Sun finally comes out on Day 4!
 You roll the dice with the weather the last week in October in northern Saskatchewan. This year the weather and the fishing came up snake eyes. In four days of fishing Tobin Lake the temperature in this part of the world never got above minus three Celsius. Combine that with a brisk north wind all four days and you had wind chills in the minus 12 range. How cold was it? So cold that the front troll motor froze in place on more than one occasion! We were basically ice fishing out of a boat. The weather would have been bearable if the fishing had been spectacular but the for the second year in a row it was way below average. In the four days of fishing, the largest walleye landed was ten minutes into the trip on Day One. It was a beat up ten pounder that was missing scales on one side with serious lymphcoystis* on the other. While we caught some walleye each day and some fish in the eight to nine pound range, it was a fraction of what we had done in most previous falls.
Friend Russ Heatherington, who has been fishing this run for 30 years, was not sure how to explain the lack of large fish. He did know though that no current in the river for the first three days of trip would make for a tough bite. Water quality can also be a factor and this year while not dirty it was not as clear as some trips.
We covered a lot of water the first three days with various crankbaits 
but very few fish were caught using this method. 


 Ice was a problem on rod guides
We did find a pod of good walleye Day 3 and ended catching 10 nice walleye on jigs towards the end of the day in 22 to 24 feet of water. Dead sticking was the ticket this day but on Day Four some movement of jig was required. Friend and Captain Boyd Holmen caught a number of nice walleye on the last day using a 3/8 ounce green jig tipped with a salted shiner. His advantage as Captain, was the front of the boat given wind conditions.













WHAT DO I MEAN BY THAT?


The Captain with another nice!
When the boat is pointed into the wind using the front troll motor, any change in wind direction or current will swing the back of the boat from side to side. If you happen to be fishing out of the back of the boat, this swing action means your line is also moving side to side and your jig with it. In cold water or in most conditions, this will NOT catch fish. Your line must be straight up and down to impart the correct triggering action on a tough bite.

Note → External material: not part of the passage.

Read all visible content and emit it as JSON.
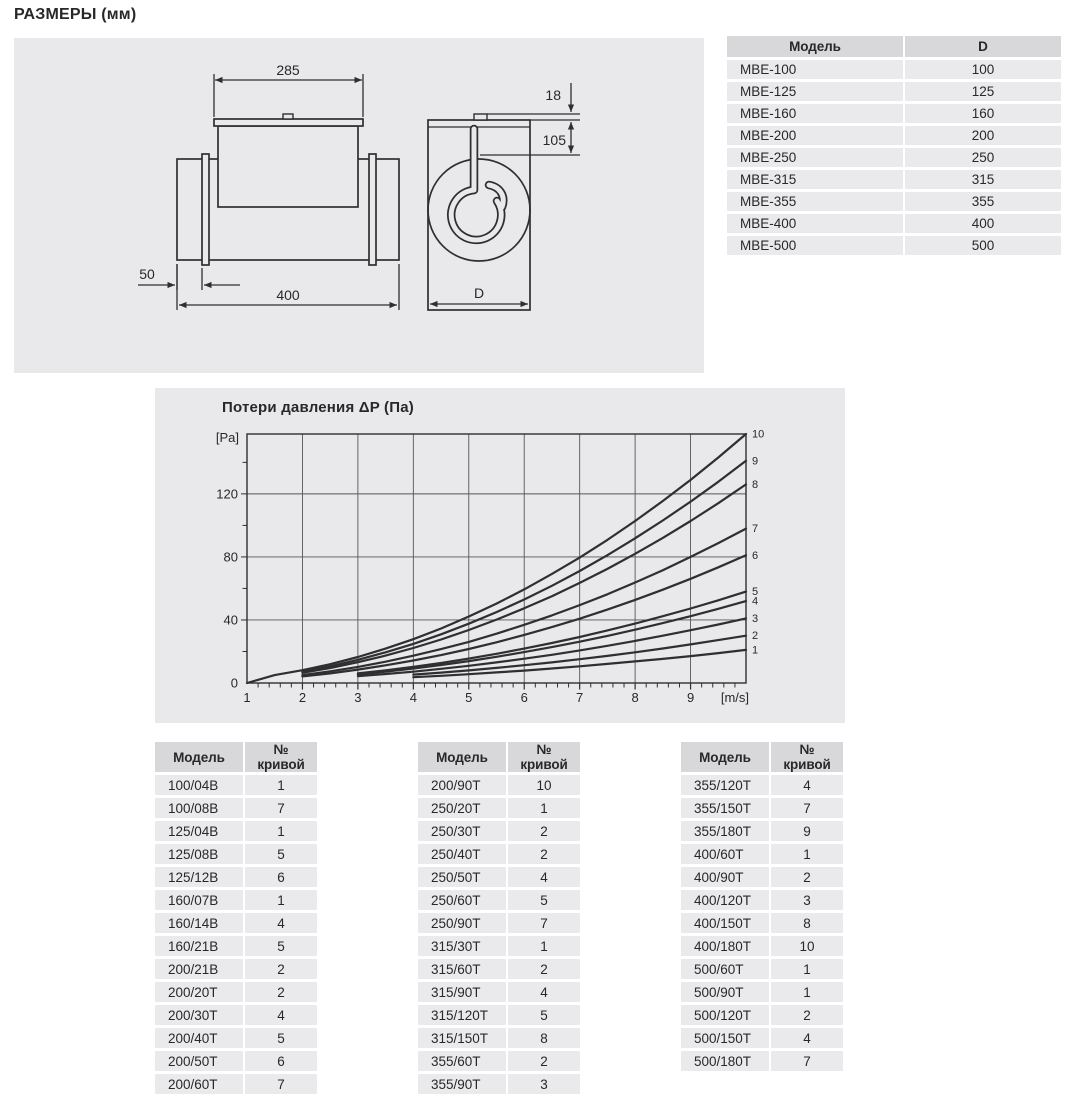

When the fish became a little more active on Day Four because of increased current flow, Boyd used a fairly aggressive lift and drop with his heavier jig. When he had a touch but no bite, he would hold the jig steady and wait for the fish to commit. This is a lot easier to do out the front of the boat because of the lack of bow movement given the fulcrum effect in place. The result, more fish in the boat.
Is it cold enough?
Thanks to Perry and Susan, Dale, and Russ once again for their outstanding hospitality.






*Lymphocystis is a non lethal virus disease that can infect most fish. The Lymphocystis virus causes small white swellings on fins and bodies of infected fish. There is no cure for this disease but most fish recover from the disease by themselves.